На этот раз парень предпочел отделаться неопределенным пожатием плеч, мол, господам лучше знать, а коли наказывают, то, видно, причина есть и не ему, рабу, решать, насколько веская. Дипломат, херов! Но это понятно, он пытается и лицо не потерять, и просчитать, как хозяин здесь появился — по случаю заехал или... и чем это самое 'или' может грозить одному хорошему парню по имени Ваня.
— Иваааан! — сонную тишину разорвал гневный рык, исходящий из глубины конюшни, заставивший раба вздрогнуть, враз став меньше ростом, — Иван, иди сюда, подлец, живо!
О, а вот и Кони нашлась! Иван беспомощно посмотрел на хозяина поверх лошадиной гривы. Да уж, ситуация для парня, прямо скажем, патовая — и хозяина не бросишь, и коня не оставишь, но и не отозваться на окрик нельзя.
— Ну, что смотришь? — Влад забрал повод, — Нехорошо заставлять девушку ждать. За конька не беспокойся, я повожу. Иди, получай, что заслужил.
— Спасибо, господин...
— Да уж, спасибо, — пробормотал герцог, глядя вслед хромающему рабу, чувствуя себя при этом, мягко говоря, неудобно. В его силах было остановить безобразие, но он промолчал. Похлопал ладонью по конской морде, — Вот так-то, брат. Ну, ну! Только попробуй меня укусить — зубы выбью, понял?
Влада хватило ровно на полкруга, во-первых, совесть покоя не давала, что отдал парня на растерзание, а во-вторых, заметил, что вредное животное с той стороны повода, дышало не так уж тяжело. Нет, когда смотришь напрямую, конские бока так и ходят ходуном показывая, как бедняга загнан, а вот стоило только отвернуться, состояние мигом приходило в норму.
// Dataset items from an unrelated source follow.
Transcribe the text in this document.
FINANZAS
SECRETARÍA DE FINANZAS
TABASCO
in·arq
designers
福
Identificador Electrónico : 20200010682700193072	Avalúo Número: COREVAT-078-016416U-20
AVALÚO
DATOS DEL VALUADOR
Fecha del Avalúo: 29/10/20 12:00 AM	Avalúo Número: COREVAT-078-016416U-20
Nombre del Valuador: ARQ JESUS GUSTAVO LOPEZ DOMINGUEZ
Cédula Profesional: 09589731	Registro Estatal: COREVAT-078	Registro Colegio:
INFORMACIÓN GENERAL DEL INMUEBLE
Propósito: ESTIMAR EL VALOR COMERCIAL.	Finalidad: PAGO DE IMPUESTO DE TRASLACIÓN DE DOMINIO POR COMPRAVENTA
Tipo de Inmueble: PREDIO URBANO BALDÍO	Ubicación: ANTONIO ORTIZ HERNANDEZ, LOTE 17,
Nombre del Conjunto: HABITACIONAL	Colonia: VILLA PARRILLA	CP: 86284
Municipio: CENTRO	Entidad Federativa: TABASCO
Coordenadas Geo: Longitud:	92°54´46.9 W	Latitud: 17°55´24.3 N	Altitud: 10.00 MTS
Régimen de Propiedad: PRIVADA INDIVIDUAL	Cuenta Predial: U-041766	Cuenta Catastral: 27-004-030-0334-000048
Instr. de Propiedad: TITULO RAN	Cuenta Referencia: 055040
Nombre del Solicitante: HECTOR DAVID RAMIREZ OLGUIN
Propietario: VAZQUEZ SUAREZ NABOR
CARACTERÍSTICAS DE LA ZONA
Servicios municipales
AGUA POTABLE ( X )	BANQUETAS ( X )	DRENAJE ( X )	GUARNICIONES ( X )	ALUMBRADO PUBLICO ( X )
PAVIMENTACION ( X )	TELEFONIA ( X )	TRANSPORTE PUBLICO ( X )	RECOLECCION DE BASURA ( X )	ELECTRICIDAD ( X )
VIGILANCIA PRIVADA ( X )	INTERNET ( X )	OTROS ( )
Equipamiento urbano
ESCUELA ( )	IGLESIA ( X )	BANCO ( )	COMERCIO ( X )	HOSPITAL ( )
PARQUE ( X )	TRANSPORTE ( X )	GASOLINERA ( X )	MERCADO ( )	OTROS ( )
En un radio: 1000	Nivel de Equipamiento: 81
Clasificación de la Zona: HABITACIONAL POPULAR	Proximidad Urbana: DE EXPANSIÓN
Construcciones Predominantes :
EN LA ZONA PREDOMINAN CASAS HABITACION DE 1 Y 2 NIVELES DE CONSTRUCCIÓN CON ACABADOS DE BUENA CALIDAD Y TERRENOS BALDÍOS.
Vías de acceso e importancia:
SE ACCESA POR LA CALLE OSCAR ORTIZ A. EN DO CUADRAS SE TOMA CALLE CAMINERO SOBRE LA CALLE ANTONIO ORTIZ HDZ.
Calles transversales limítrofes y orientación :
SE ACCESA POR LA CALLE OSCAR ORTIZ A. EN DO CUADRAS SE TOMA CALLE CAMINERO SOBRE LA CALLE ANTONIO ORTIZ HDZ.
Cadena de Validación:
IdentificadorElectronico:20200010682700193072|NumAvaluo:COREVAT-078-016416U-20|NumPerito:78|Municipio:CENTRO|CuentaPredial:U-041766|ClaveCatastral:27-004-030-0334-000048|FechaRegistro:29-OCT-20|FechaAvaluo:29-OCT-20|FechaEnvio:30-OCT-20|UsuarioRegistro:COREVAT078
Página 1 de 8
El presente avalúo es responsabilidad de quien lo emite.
— У-у! Обманщик! — герцог надежно привязал коня к брусу коновязи, выбирая место так, чтоб тот оказался подальше от поилки.
В конюшне было пусто, лошади по теплой погоде переведены в левады, и в стойла возвращались ближе к ночи. Влад шел мимо распахнутых ворот денников, ориентируясь на приглушенную брань, изредка перемежающуюся тяжелыми шлепками. Не ошибся. Между лопаток непроизвольно зачесалось, герцог недовольно поморщился. Да сколько же можно?! Уж больше шести лет прошло, как бывшего раба воспитывали таким вот образом, а все одно передергивает и хочется рвануть куда подальше. Рефлекс... как его там? Условный? Хорошо выработанный и надежно закрепленный двадцатилетней практикой, так что нечего на себя злиться — это нормально.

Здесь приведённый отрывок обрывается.